On duty in the prison as a station guide, St. Marie greets visitors as they file into the “dome,” the command centre located in the middle of the cell blocks. “You’re now in the belly of the beast,” he says, his voice echoing off the limestone and concrete walls.
His entertaining and well-rehearsed stories include sharing terminology unique to prison life.
“’Work-up’ meant inmates had to get to work. ‘Jug-up’ meant it was time for them to eat. Everything had ‘up’ added to it. I don’t know where it came from, that’s just the way it was,” St. Marie says.
St. Marie also volunteers at Canada’s Penitentiary Museum located across the street from Kingston Penitentiary at 555 King St.

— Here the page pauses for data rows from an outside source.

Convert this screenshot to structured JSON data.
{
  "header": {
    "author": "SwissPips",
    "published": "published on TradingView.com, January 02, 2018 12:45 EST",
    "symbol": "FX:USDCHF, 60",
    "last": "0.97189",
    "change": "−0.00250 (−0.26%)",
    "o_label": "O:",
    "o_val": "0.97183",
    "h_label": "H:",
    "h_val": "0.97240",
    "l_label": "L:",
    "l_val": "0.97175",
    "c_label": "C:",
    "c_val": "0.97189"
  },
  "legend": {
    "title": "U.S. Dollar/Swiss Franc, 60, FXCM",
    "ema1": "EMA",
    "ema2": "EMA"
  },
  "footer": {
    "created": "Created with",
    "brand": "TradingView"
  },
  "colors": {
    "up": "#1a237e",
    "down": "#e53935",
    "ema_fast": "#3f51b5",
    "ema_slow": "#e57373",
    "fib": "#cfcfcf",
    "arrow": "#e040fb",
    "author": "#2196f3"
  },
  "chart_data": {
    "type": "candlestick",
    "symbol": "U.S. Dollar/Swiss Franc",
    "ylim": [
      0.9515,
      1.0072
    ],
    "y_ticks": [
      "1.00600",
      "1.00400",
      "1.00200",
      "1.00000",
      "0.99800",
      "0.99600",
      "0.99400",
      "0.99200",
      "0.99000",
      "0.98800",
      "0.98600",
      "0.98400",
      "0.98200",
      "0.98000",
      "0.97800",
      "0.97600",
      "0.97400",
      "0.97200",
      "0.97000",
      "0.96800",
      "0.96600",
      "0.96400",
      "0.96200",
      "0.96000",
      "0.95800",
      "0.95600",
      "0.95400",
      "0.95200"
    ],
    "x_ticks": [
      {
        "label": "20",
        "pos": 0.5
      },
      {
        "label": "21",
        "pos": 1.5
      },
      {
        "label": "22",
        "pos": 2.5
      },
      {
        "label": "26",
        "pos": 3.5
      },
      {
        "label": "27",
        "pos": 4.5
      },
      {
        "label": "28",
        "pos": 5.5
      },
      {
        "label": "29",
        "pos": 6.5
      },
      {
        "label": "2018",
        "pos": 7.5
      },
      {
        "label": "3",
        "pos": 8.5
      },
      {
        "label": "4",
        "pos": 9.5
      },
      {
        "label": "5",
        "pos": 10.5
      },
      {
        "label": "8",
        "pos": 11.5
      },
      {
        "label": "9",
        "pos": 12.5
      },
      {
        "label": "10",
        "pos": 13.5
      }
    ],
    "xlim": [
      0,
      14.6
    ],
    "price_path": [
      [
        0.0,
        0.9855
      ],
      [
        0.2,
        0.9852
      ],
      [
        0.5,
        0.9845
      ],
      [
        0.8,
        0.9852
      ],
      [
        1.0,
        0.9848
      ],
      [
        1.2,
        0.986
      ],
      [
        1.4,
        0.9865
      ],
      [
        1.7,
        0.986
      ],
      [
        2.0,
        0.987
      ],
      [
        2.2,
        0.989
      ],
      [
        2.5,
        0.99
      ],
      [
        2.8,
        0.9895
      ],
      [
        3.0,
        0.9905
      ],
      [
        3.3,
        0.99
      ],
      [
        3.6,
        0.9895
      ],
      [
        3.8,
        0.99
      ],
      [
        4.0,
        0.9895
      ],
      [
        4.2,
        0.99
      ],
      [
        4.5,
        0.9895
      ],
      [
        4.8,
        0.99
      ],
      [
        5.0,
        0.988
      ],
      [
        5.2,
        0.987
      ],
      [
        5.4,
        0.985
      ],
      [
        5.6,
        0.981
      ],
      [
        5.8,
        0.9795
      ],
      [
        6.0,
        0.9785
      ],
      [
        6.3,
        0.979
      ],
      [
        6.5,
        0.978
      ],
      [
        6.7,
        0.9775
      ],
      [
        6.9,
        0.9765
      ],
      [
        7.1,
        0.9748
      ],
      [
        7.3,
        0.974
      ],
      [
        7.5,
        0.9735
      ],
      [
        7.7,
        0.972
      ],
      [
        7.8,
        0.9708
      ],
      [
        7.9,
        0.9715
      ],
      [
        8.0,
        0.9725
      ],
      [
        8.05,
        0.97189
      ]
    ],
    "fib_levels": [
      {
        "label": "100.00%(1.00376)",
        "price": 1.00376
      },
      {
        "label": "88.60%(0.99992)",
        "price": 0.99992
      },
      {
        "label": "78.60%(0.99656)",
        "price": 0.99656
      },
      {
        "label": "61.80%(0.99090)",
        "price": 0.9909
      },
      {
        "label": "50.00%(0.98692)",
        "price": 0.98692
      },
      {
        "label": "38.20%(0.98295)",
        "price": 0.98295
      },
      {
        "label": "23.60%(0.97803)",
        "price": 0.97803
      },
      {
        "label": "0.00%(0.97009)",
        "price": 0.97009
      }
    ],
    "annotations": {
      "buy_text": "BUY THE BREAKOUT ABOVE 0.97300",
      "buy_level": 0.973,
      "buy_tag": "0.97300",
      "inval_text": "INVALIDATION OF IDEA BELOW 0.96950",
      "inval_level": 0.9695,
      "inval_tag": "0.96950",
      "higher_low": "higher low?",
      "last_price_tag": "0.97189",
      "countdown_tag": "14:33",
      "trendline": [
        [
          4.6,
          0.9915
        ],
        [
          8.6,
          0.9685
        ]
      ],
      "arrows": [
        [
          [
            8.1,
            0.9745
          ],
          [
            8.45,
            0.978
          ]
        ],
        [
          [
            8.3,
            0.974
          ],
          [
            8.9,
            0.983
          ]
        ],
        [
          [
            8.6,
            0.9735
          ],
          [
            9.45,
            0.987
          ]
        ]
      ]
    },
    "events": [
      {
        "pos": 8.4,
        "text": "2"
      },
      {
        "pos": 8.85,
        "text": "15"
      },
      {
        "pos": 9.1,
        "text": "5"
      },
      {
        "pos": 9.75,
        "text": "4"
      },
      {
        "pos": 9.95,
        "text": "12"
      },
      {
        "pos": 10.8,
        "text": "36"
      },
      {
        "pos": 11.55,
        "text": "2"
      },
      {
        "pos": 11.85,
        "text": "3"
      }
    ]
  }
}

W. He says that this year the Penitentiary Museum is busier than ever. Often more than 1,000 people visiting a day – four times the number of people who usually tour the museum.
The retired corrections officer says being at Kingston Penitentiary again “just feels different.”
“When I’m in the dome and no one is here, it’s eerie. It’s quiet. It wasn’t like that when I was here.”